それは、雑談の中に正解を探してしまうからなんですね。
「相手を退屈させていないか?」
「次の話題は何が正解か?」
「相手の表情が少し曇ったのは自分のせいか?」
このように、雑談が苦手な人の脳内では、実は驚くほど高度なマルチタスクが行われています。こんな状況が続くとそれは脳に負担もかかりますし、疲れてしまいますよね。最終的に脳の処理能力はパンク。頭が真っ白になってしまうということです。そのため、職場での雑談が苦手な人は、まずは雑談は「答えのないやり取り」であるという意識を持つことから始めましょう。
「100点の会話」という幻想を手放す
雑談が苦手な人の多くは、「面白い話で場を盛り上げなければ」とつい考えがちです。ですが、雑談の本質はもっとシンプルなものです。それは、「私はあなたの敵ではありません」「あなたの存在を認識しています」というサインを送ること。それ自体が雑談のゴールなのです。

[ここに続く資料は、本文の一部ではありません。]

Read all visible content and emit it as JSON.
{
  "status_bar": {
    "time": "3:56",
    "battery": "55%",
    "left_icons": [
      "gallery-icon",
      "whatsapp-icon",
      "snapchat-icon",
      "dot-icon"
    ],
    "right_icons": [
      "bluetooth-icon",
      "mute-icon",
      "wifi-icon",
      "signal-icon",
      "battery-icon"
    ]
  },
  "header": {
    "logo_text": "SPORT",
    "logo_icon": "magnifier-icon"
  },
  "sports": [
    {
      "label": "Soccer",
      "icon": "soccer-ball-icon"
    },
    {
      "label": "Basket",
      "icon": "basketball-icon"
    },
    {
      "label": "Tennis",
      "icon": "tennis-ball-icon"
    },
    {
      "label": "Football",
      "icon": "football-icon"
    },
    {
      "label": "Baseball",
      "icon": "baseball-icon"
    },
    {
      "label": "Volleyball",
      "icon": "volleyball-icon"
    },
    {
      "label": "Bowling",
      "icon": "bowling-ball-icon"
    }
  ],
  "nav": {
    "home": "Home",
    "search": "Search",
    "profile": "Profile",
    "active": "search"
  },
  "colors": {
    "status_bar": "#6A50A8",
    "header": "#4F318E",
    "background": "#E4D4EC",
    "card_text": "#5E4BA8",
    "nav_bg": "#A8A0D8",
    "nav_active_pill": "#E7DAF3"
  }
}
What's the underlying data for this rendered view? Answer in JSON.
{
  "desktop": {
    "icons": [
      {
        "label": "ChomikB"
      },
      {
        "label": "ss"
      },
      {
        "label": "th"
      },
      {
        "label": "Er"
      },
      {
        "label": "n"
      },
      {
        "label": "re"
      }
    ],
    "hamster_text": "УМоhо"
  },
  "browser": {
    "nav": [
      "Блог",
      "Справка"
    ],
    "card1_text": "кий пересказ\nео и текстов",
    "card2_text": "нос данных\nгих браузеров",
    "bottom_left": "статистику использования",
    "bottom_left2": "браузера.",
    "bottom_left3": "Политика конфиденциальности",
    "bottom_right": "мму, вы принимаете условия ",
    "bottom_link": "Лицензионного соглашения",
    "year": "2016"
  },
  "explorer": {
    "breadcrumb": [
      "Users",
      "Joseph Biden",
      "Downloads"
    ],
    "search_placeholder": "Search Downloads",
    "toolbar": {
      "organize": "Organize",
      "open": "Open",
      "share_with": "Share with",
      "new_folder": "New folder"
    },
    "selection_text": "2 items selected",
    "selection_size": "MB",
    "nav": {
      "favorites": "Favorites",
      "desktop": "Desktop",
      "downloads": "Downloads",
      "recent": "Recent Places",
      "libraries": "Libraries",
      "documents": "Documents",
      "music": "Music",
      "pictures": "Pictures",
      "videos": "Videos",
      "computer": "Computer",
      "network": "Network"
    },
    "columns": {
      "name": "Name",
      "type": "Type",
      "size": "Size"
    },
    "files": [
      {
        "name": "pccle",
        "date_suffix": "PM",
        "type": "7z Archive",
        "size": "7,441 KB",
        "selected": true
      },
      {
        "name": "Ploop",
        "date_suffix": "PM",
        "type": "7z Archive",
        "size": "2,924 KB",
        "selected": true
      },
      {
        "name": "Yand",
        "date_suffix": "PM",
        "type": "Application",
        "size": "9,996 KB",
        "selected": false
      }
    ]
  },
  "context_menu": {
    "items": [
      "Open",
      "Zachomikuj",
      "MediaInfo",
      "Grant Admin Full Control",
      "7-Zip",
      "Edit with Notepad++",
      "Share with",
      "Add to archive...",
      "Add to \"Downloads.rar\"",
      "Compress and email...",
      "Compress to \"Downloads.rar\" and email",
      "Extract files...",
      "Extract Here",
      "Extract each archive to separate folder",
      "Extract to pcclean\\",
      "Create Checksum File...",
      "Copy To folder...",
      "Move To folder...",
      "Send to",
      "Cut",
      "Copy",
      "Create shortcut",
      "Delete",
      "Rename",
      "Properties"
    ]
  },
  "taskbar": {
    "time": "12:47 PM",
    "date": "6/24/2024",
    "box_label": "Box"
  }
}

たとえ「昨日は寒かったですね」という一言でも、ニコッと会釈をするだけでも、その役割は十分に果たせています。 「気の利いた一言」という高いハードルを、「声を出して相手を認めたからOK」というところまで、グッと下げてみませんか?
明日から試せる処方箋
頭が真っ白になってしまうあなたに、私が一番にお伝えしたい処方箋。それは、「話そうとするのをやめて、いったん『聞き役』に回る」ということです。
「えっ、聞き役? でも、何か言い返さないと会話が止まってしまうんじゃ..」
そう不安に思うかもしれませんね。でも、大丈夫。実は、雑談の主導権を握っているのは「話している人」ではなく「聞いている人」なのです。
1 「聞き役」は、相手への最高のプレゼント
心理学的に、人間は「自分の話を聞いてもらえた」と感じたときに、脳の報酬系が刺激され、快感や安心感を覚えます。 無理に面白いエピソードを披露する必要はありません。 相手の話に「へぇ〜!」と耳を傾けるだけで、相手は「あなたと話せて楽しかった」と十分に満足してくれるのです。
2「質問」というパスを出すだけでいい
「何を話せばいいか」と悩むのは、あなたがゼロから話題を生み出そうとしているからです。 これからは、相手の言葉の中から小さなキーワードを拾って、質問として投げ返してみましょう。
相手:「最近、ちょっと寝不足で..」
あなた:「寝不足なんですか。お忙しいんですか?」(質問のパス)
相手:「そうなんです、プロジェクトが佳境..」
このように、相手が投げたボールを「そうなんですね」と受け止め、「それってどういうことですか?」と優しく投げ返してみましょう。そして、もし上手く質問が思い浮かばない時は、相手の言葉をそのまま繰り返す「オウム返し」だけで大丈夫。無理にボールを投げ返そうとしなくても、「あなたのボールをしっかり胸元でキャッチしましたよ」という優しいサインになりますよ。
最後に
職場での雑談は、決してあなたの価値を測るテストではありません。 「沈黙が流れてもいい。相手の話に耳を傾けるだけで、自分は十分役割を果たしている」 そう自分に許可を出してあげてください。あなたが「話さなきゃ」というプレッシャーから、少しでも解放されることを心から願っています。